Colonialism, he argued, reduces colonized people to silence and submission, while legitimizing itself through cultural and racial contempt. Fanon’s insights resonate with the apartheid regime in South Africa (1948–1994), which institutionalized racial domination as a political economy.

Colonial violence was both material and symbolic—destroying identities, dismantling cultures, and reshaping subjectivities. From the Americas to Africa to Asia, systematic exploitation and extermination were justified under the banner of “progress.”


4. The Continuity of Colonialism: Mbembe, Quijano, and Neo-Colonial Structures

Colonialism did not end with independence. According to Achille Mbembe (2001) and Aníbal Quijano (2000), its power structures reorganized under new forms. Quijano coined the term “coloniality of power” to describe the persistence of racial, epistemological, and economic hierarchies established during colonialism.

These hierarchies are perpetuated by institutions like the IMF and World Bank, and by former colonial powers like France, which maintains asymmetric “cooperation” with its ex-colonies. Economist Jason Hickel notes that Africa has lost over $1 trillion in illicit financial outflows since 1980—33 times more than it received in aid.

This reveals how globalization often acts as a new colonialism, where debt, austerity, and neoliberal reforms impose dependency rather than liberation.


5. Europe’s Perspective and “Africa-Plus Summits”

Modern summits such as EU–Africa, France–Africa, and China–Africa reproduce symbolic inequalities inherited from colonialism. These forums frame Africa as needing integration into “global values” of markets, security, and development—defined by the center, not the periphery.

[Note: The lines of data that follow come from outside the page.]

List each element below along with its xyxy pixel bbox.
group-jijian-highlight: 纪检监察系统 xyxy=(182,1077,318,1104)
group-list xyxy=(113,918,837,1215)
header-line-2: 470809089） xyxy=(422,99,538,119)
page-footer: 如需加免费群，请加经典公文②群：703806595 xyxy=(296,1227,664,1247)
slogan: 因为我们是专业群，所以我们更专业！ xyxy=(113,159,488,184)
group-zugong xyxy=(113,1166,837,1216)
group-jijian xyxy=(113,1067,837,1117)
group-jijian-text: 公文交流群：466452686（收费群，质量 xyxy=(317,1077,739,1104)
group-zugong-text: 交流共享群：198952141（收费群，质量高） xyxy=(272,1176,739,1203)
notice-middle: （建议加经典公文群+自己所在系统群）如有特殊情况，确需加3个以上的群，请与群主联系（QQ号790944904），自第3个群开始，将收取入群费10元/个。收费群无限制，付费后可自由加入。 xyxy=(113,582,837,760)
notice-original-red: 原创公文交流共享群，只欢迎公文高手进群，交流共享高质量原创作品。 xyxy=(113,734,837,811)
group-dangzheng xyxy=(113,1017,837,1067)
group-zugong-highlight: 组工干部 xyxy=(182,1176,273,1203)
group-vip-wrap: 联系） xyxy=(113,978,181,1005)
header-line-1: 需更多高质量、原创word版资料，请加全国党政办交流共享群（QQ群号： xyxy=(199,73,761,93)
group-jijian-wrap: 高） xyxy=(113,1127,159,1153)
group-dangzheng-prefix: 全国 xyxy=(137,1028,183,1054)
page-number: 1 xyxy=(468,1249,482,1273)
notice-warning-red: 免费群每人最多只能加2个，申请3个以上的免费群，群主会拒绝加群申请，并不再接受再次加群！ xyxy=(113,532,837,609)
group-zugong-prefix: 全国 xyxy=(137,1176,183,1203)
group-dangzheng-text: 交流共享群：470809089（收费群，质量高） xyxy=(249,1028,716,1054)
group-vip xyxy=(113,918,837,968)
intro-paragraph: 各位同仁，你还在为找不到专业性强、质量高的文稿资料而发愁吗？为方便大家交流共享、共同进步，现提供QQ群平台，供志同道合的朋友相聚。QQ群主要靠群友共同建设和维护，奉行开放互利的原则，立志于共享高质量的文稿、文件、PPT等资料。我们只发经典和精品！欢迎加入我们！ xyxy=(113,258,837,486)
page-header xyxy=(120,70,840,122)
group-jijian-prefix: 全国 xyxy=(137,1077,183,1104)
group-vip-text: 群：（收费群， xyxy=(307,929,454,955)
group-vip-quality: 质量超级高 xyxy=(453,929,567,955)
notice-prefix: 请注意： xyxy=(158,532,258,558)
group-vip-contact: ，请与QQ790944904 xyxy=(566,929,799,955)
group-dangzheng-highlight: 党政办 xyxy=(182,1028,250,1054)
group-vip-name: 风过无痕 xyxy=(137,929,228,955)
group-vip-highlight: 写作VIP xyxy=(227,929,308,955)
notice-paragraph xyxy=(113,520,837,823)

As Portuguese sociologist Boaventura de Sousa Santos (2007) notes, such discourse ignores historical responsibility and avoids discussions of reparations, restitution of stolen heritage, or epistemic sovereignty.


6. Imperial Apologists: Kipling, Ferry, and the “Civilizing Logic”

European intellectuals legitimized empire through discourse. Rudyard Kipling’s poem “The White Man’s Burden” (1899) presented colonialism as a “sacrificial duty” toward the “savage.” Likewise, Jules Ferry declared in 1884: “The superior races have a right, because they have a duty, to civilize the inferior races.”

These justifications drew on Social Darwinism, racial science, and imperial universalism to provide ideological cover for conquest and domination.


7. Historical Data on Colonial Genocide

The rhetoric of “civilization” translated into catastrophic demographic outcomes:

7.1 The Transatlantic Slave Trade

  • Between the 16th and 19th centuries, 12.5 million Africans were shipped across the Atlantic.

  • Around 1.8 million died during the Middle Passage.

  • Destinations included Brazil (4.9 million), the Caribbean (4.5 million), and North America (388,000).

7.2 The Genocide of Indigenous Peoples in the Americas

  • Indigenous populations declined from 70–100 million in 1492 to 5–10 million by the 19th century.

  • Examples: the Trail of Tears (1830s), with over 60,000 forced relocations, and the Wounded Knee Massacre (1890), where 300 Lakota Sioux were killed.

7.3 Portuguese Colonial Wars (1961–1974)

  • Approximately 50,000 soldiers killed, plus countless civilian deaths in Angola and Mozambique.

  • Forced labor in Angola caused mortality rates of up to 40% in some regions.

7.4 The Indian Subcontinent

  • Amritsar Massacre (1919): British troops killed over 1,000 civilians.

  • Bengal Famine (1943): 3–4 million deaths due to British policies under Winston Churchill. Food exports continued even during famine; Churchill dismissed Indian suffering, remarking, “Indians breed like rabbits.”

Scholars such as Madhusree Mukerjee (Churchill’s Secret War, 2010) and Amartya Sen (Poverty and Famines, 1981) demonstrate that this was not a natural disaster but a deliberate, avoidable catastrophe.


Conclusion

Colonialism should not be seen as an unfortunate deviation from history but as a structural foundation of Western modernity—built on genocide, slavery, and exploitation.

Its legacy persists in global inequalities, cultural domination, and epistemic subjugation. To recognize colonialism as the greatest genocide in human history is not political exaggeration but a necessary act of historical justice and a foundation for genuine postcolonial thought.